REPUBLIKA.CO.ID,  TANGERANG -- Kepala Subdivre Bulog Tangerang, Junaidi membenarkan kualitas yang diberikan Bulog untuk Operasi Pasar (OP) merupakan stok lama. Stok beras untuk OP tersebut, lanjut dia, paling terakir yakni berkisar lima bulan ke belakang.

"Beras bulog itu memang kondisinya seperti itu, bukan beras baru yang habis digiling, jadi beras itu memang beras yang sudah kita simpan beberapa lama," ujar dia kepada Republika.co.id, Selasa (23/1).

Junaidi mengatakan, beras dengan umur simpan yang lama tersebut disimpan sekitar bulan Juli dan Agustus 2017 silam. Sebab itu, dia mengatakan, ada kekurangan di dalam beras medium yang dimiliki Bulog. "Umurnya di gudang sekitar lima bulan. Sekitar itulah umur simpannya. Kalau dilihat secara visual, putih tapi memang berbau itu wajar karena disimpan lama," kata dia.

Akan tetapi, Junaidi mengatakan, kekurangan tersebut tergantung cara masyarakat menilai. Selera masyarakat sendiri, menurut dia, berbeda-beda dan tidak semua orang tidak menyukai beras OP dari Bulog. "Silakan saja masyarakat memilih sepanjang beras itu kita sediakan di pasar," kata dia.

Kemungkinan untuk meningkatkan kualitas beras di Operasi Pasar, lanjut dia, bisa dimungkinkan dengan dua catatan. Pertama respons pasar terkait Operasi Pasar saat ini, dan kebijakan pemerintah terkait Operasi Pasar.

Saat ini, Junaidi mengatakan, Bulog memiliki stok beras kualitas premium. Namun tidak mungkin melepas kualitas premium dengan harga medium di pasaran. "Bisa, Bulog juga punya stok premium ada, tapi harganya juga harga premium sesuai dengan kualitas," jelas dia.

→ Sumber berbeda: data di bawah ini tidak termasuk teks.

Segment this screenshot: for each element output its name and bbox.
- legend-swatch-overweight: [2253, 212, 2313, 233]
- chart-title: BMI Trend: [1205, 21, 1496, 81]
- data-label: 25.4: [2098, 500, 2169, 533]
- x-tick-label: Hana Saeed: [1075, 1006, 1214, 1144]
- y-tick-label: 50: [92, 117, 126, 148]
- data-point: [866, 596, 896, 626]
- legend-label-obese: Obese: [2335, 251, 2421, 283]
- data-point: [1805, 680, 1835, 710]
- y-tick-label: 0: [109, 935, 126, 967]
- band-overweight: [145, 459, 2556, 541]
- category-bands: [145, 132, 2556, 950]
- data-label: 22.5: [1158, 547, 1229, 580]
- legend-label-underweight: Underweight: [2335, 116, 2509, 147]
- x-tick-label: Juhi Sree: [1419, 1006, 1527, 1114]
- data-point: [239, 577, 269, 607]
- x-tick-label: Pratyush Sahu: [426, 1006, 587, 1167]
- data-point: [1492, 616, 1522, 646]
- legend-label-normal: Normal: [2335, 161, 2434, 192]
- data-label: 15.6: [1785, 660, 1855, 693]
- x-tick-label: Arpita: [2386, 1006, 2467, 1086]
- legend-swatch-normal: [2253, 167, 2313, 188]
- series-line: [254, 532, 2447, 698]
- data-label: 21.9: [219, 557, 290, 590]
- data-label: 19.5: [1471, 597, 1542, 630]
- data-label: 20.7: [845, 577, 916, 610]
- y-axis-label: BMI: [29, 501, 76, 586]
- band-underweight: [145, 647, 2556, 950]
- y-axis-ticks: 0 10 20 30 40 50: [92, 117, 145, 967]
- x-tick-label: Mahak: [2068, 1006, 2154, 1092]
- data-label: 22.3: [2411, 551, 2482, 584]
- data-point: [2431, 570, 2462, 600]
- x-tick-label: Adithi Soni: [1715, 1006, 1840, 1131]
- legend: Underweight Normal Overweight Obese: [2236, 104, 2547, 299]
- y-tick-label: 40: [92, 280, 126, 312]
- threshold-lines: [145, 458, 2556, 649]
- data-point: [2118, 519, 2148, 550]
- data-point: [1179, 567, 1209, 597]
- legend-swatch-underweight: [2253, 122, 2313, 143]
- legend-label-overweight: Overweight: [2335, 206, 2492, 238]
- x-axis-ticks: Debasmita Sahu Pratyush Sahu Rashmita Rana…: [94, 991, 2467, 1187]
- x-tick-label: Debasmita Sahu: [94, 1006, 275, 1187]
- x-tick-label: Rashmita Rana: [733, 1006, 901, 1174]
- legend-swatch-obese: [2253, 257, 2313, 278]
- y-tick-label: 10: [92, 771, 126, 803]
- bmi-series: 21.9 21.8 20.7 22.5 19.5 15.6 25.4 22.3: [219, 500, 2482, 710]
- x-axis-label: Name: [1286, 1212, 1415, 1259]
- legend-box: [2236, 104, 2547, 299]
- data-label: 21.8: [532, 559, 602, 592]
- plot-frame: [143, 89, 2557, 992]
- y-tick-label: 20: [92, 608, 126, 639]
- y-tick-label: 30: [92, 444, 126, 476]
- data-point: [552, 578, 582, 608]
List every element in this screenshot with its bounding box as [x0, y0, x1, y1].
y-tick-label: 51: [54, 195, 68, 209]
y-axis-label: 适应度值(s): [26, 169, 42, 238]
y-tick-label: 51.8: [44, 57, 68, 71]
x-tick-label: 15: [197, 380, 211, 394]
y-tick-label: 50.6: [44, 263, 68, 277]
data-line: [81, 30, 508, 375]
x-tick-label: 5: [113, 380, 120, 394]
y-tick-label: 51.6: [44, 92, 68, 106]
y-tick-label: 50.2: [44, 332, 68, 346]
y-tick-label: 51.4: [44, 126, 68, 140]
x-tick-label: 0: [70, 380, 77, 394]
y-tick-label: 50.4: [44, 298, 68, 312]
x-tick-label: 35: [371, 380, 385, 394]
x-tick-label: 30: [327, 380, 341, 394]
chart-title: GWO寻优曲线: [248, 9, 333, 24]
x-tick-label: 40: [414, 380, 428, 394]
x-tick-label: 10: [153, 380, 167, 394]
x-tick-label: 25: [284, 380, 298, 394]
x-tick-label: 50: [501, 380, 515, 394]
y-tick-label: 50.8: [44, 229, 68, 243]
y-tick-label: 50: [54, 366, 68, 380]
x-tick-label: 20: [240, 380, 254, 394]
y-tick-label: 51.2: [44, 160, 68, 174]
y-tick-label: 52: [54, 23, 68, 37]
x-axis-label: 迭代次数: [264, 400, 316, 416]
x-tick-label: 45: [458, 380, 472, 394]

Sedangkan beras OP merupakan beras medium dengan persentase kekurangan hingga 20 persen. Rencananya Operasi Pasar akan diadakan hingga 29 Januari mendatang. Namun demikian, dia mengatakan, jika harga beras belum stabil akan ada kemungkinan perpanjangan Operasi Pasar. "Yang jelas kita siap lakukan sesuai instruksi pemerintah," ujar dia mengakhiri.